The café inside the sale barn also is temporarily closed.
But it’s not all bad news. Embracing social media has helped maintain steady sales at a time when people are staying home.
“I do have a very aggressive Facebook campaign. I put a lot of pictures on our Facebook page, and I’ll have someone call me and say ‘Eddie, I really like the animal with tag 475,’” he said. “And they can give me a budget and buy those animals without actually having to enter the facility.”
Live cattle prices are finally seeing an increase after limiting down at the beginning of the COVID-19 pandemic.
Since COVID-19 was first confirmed in China in mid-January, live cattle futures fell 22.85 percent. “There was a couple of weeks there leading up to this turnaround where the buyers really didn’t know where to grab ahold of,” he said. “It just really caused a lot of uncertainty within the markets and especially the buyers. Can you imagine buying something for $700 or $800 and the next day it’s worth $50 to $100 less?”

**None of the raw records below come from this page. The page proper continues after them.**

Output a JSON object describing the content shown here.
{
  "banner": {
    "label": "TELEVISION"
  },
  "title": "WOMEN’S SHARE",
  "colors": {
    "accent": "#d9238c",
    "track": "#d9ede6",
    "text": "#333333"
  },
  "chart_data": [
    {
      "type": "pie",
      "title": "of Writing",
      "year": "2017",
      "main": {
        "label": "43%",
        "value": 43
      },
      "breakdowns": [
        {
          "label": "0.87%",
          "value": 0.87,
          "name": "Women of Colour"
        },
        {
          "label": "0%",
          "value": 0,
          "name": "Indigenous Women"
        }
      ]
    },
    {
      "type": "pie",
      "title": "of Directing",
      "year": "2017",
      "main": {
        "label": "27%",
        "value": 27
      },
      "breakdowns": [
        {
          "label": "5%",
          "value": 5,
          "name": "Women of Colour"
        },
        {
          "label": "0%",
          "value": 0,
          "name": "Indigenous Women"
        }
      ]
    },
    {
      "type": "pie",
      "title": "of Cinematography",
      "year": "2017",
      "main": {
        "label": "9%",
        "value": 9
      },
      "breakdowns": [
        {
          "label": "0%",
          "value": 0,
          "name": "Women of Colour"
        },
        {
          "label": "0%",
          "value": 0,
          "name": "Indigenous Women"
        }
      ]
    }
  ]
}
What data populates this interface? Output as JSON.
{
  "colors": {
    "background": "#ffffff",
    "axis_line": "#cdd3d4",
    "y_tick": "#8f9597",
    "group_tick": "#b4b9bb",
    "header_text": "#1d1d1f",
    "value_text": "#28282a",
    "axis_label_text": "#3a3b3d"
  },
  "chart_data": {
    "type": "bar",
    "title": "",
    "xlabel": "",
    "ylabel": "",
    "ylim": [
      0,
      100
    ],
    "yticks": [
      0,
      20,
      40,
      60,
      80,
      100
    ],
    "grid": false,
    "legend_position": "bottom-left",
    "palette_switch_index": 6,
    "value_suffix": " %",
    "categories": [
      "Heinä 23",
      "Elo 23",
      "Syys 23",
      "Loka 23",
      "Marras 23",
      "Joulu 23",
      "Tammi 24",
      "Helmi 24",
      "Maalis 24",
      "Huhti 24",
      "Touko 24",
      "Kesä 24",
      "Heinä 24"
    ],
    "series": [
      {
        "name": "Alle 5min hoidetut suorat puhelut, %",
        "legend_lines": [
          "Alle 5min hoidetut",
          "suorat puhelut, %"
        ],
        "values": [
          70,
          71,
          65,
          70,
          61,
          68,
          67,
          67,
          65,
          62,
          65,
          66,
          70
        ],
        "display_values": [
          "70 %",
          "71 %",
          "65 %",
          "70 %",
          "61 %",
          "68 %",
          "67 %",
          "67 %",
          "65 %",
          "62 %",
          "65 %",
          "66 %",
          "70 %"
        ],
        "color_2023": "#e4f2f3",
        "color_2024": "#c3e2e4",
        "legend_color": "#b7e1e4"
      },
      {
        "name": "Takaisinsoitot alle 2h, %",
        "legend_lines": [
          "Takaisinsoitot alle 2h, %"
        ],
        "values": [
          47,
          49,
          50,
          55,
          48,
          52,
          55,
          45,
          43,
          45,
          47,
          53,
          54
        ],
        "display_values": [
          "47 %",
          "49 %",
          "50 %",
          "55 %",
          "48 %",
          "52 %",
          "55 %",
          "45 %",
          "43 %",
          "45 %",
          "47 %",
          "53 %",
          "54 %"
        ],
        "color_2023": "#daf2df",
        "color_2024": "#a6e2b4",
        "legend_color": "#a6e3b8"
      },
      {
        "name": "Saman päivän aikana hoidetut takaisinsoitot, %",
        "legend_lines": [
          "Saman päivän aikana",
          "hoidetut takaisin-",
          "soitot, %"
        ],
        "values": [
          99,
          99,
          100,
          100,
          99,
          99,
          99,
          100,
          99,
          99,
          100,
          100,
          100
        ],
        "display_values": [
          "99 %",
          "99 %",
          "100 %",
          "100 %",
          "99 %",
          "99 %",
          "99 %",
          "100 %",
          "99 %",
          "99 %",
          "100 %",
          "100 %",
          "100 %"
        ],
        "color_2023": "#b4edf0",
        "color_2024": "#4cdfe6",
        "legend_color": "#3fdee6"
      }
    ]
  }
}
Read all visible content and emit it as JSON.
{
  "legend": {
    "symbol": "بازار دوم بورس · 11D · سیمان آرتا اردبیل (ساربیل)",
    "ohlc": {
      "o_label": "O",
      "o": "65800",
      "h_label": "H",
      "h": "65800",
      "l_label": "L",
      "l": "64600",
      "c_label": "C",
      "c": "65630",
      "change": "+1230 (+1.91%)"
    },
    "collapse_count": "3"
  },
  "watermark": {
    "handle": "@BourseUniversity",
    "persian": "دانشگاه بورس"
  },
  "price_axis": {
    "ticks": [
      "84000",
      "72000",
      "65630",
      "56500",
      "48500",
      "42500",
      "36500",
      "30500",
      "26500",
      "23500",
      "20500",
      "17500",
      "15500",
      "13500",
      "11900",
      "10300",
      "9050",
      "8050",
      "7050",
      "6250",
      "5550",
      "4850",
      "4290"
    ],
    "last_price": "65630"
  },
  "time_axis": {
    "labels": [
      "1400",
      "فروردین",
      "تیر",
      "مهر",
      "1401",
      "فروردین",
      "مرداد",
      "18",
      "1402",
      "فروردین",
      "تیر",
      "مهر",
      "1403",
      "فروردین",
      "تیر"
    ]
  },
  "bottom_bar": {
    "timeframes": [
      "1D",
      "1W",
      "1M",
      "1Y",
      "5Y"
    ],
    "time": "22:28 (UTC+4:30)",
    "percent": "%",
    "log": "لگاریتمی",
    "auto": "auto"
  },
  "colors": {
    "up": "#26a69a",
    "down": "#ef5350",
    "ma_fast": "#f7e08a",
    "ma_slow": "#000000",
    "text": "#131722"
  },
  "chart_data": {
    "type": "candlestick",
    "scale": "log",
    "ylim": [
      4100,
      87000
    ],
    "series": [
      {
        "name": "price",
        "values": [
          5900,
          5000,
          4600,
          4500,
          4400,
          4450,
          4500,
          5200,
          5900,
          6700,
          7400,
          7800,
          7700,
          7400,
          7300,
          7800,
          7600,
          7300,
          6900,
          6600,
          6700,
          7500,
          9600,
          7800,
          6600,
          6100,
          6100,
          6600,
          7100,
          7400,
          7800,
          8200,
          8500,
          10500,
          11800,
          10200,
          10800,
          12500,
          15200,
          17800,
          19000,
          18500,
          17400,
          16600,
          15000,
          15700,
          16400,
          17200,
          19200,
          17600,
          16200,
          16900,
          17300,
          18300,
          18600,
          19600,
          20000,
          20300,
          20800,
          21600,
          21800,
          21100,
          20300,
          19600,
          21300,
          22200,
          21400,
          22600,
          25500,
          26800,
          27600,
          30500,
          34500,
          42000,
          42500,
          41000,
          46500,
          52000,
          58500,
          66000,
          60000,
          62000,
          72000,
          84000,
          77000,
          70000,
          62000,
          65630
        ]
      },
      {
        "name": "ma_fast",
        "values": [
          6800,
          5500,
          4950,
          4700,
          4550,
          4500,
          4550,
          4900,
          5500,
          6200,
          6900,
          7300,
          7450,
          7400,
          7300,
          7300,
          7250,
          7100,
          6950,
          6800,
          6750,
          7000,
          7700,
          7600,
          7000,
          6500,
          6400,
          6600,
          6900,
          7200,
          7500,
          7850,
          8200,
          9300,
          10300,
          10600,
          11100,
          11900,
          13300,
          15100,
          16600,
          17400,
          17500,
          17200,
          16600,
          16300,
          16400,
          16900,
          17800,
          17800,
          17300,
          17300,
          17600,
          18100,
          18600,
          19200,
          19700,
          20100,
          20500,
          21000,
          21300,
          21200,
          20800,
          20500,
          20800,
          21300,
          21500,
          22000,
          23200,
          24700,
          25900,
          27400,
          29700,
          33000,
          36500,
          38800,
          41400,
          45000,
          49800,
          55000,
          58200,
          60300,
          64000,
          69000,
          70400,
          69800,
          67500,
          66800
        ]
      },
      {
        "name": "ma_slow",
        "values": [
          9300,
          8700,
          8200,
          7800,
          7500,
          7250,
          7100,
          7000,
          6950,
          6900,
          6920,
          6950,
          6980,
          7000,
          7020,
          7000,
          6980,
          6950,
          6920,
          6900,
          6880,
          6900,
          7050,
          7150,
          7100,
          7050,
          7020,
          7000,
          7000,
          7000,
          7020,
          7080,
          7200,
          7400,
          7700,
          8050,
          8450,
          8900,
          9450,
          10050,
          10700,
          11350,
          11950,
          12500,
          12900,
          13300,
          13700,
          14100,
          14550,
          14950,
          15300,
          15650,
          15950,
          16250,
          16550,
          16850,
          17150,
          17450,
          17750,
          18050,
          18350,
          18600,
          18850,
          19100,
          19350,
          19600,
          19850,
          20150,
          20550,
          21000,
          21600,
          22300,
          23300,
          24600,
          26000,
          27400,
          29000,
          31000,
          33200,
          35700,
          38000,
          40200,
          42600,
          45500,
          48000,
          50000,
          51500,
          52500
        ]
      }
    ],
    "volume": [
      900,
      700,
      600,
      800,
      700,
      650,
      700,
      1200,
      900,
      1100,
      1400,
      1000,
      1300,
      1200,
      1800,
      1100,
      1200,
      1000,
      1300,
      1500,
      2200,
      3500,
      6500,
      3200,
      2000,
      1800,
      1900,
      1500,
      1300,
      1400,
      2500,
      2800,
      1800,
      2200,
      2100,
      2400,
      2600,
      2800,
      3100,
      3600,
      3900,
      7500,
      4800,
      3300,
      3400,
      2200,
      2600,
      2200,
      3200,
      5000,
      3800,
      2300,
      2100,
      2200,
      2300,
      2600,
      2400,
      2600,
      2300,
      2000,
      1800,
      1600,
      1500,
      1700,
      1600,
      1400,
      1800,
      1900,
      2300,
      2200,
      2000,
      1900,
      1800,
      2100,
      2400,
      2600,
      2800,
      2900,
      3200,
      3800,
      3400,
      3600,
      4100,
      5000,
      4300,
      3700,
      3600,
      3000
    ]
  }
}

But domestic demand has increased dramatically in the past month, and ranchers and livestock sellers are finally seeing the benefit.
“The same panic that caused this market to kind of dip maybe two or three weeks ago has now caused the market to flip. I call it that ‘empty shelf’ market where we’re seeing such a big demand at the stores,” Garcia said. “Packer cows have just increased in value probably 20 percent. They need that ground beef to sell.”
The market has taken ranchers on a wild ride, South Texas cattle rancher and Karnes County Farm Bureau President Murray Rudolph said.
“We were actually in a drought down here this winter,” Rudolph said. “It was getting to the point of thinning herds, because hay was in such short supply. I was trying to conserve everything I had, because there wasn’t even any hay to be bought within a 200-mile radius.”
But rain finally came to Karnes County in mid-March. Rudolph said he received 5.7 inches of rain over a two-day period, filling up most of his stock tanks and encouraging new pasture growth.
“I’ll still be feeding another week or so while the grass is recovering,” he said. “But we’re experiencing temperatures in the 90s, and the grass is growing pretty fast. I also will finally get to graze some oats I planted in the fall, so that will help, too.”
In the meantime, the upswing in cattle prices is another boon.
“Sale barn prices are going up every day,” Rudolph said. “I’ve talked to three different sale barn owners this week. I was going to hold off working cattle for a bit, because it’s so muddy, but they all told me to bring what I can this week and the next, because they need inventory, and they’re selling like crazy.”